In summary, we have experimentally investigated the effect of flow changes on neuroreceptor PET radiotracer kinetics using simultaneous measurements of PET and MRI. Even with very large flow changes induced with a hypercapnic challenge, [11C]raclopride and [18F]fallypride TACs did not show measurable changes, indicating that flow does not influence these radiotracers. The flow-insensitivity of the two radiotracers investigated in this study validates a number of previous literature findings. Our findings are important for kinetic modeling approaches and their assumptions on flow. Furthermore, our results show experimental validation of the effect of flow for within-scan challenges and provide a framework for testing the flow effects of other existing or novel radiotracers.

Supplementary Material

Supplementary material

Acknowledgements

We thank Helen Deng, Judit Sore, Kari Phan, Garima Gantam, Shirley Hsu, Grae Arabasz and Regan Butterfield for their support on radiotracer synthesis and animal setup.

Funding

The author(s) disclosed receipt of the following financial support for the research, authorship, and/or publication of this article: This research was supported by National Institute of Health grants P41EB015896, S10RR026666, S10RR022976, S10RR019933 and S10RR017208.

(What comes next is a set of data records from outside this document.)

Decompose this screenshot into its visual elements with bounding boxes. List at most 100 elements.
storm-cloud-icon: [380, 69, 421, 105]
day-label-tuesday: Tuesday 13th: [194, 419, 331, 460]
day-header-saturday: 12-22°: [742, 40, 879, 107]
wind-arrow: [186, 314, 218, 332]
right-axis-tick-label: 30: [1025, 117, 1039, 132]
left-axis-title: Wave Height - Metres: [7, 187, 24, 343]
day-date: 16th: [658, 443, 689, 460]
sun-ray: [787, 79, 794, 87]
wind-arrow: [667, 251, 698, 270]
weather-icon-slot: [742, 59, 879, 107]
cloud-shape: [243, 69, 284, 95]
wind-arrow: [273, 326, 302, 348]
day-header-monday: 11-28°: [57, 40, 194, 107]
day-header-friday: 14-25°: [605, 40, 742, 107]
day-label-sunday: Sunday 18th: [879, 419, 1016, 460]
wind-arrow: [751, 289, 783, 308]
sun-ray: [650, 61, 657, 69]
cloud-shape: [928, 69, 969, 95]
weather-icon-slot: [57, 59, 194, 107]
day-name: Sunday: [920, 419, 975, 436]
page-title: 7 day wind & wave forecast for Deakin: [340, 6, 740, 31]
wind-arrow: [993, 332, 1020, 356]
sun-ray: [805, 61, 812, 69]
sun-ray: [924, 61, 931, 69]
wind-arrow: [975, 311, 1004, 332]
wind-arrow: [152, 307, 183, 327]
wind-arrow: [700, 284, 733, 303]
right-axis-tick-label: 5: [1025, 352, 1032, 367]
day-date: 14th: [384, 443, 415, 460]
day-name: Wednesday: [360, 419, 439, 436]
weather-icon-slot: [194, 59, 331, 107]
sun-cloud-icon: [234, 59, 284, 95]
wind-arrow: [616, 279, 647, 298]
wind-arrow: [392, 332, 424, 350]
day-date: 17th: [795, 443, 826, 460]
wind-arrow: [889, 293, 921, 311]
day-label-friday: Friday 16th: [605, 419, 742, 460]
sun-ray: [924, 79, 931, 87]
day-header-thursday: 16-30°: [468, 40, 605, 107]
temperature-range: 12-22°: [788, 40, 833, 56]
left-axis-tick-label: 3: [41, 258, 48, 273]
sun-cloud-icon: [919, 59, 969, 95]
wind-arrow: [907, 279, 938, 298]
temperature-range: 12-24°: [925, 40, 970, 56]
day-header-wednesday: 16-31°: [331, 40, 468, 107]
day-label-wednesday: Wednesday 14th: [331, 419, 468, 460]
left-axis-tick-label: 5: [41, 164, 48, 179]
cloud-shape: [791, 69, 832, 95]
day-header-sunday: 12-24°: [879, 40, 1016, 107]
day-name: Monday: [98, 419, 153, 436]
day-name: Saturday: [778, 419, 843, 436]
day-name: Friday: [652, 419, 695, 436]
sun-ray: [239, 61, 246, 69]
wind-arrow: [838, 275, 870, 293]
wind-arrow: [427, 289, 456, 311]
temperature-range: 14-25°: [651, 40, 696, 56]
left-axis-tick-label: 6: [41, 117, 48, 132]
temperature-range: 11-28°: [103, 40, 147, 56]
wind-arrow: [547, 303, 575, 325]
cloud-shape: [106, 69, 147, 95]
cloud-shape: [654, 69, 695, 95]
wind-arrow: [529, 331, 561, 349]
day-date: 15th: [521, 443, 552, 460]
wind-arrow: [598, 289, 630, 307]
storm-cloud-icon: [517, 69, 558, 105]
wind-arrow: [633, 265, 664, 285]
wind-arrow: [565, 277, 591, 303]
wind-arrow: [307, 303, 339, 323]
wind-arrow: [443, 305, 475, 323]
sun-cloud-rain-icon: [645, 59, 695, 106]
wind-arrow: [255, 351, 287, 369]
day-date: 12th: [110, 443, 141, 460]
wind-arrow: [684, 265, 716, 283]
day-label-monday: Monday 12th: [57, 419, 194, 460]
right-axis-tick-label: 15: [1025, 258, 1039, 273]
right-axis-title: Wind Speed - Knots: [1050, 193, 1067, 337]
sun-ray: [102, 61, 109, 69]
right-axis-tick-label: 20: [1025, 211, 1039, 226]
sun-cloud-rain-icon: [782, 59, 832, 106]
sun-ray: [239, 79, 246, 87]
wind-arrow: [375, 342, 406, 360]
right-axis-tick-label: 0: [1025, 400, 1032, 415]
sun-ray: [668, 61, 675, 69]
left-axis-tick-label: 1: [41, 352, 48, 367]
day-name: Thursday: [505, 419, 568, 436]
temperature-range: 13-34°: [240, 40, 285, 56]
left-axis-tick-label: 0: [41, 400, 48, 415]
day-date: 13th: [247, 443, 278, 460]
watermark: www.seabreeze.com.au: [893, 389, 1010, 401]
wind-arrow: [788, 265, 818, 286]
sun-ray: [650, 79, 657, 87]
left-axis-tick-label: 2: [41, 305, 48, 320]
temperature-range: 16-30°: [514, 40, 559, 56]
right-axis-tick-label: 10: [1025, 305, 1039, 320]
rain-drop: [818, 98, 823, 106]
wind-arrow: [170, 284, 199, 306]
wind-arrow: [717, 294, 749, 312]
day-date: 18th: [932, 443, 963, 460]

Declaration of conflicting interests

The author(s) declared no potential conflicts of interest with respect to the research, authorship, and/or publication of this article.

Authors' contributions

CYS: Designed study, planned and conducted experiments, analyzed data, performed simulations, interpreted results, wrote manuscript. JBM: Assisted with experiments, data analysis and interpretation, edited manuscript. HYW: Assisted with experiments and data analysis, edited manuscript. CC: Assisted with data reconstruction and analysis, edited manuscript. JMH: Provided radiotracers, assisted with interpretation of results, edited manuscript. BRR: Assisted with study design, interpretation of results, edited manuscript.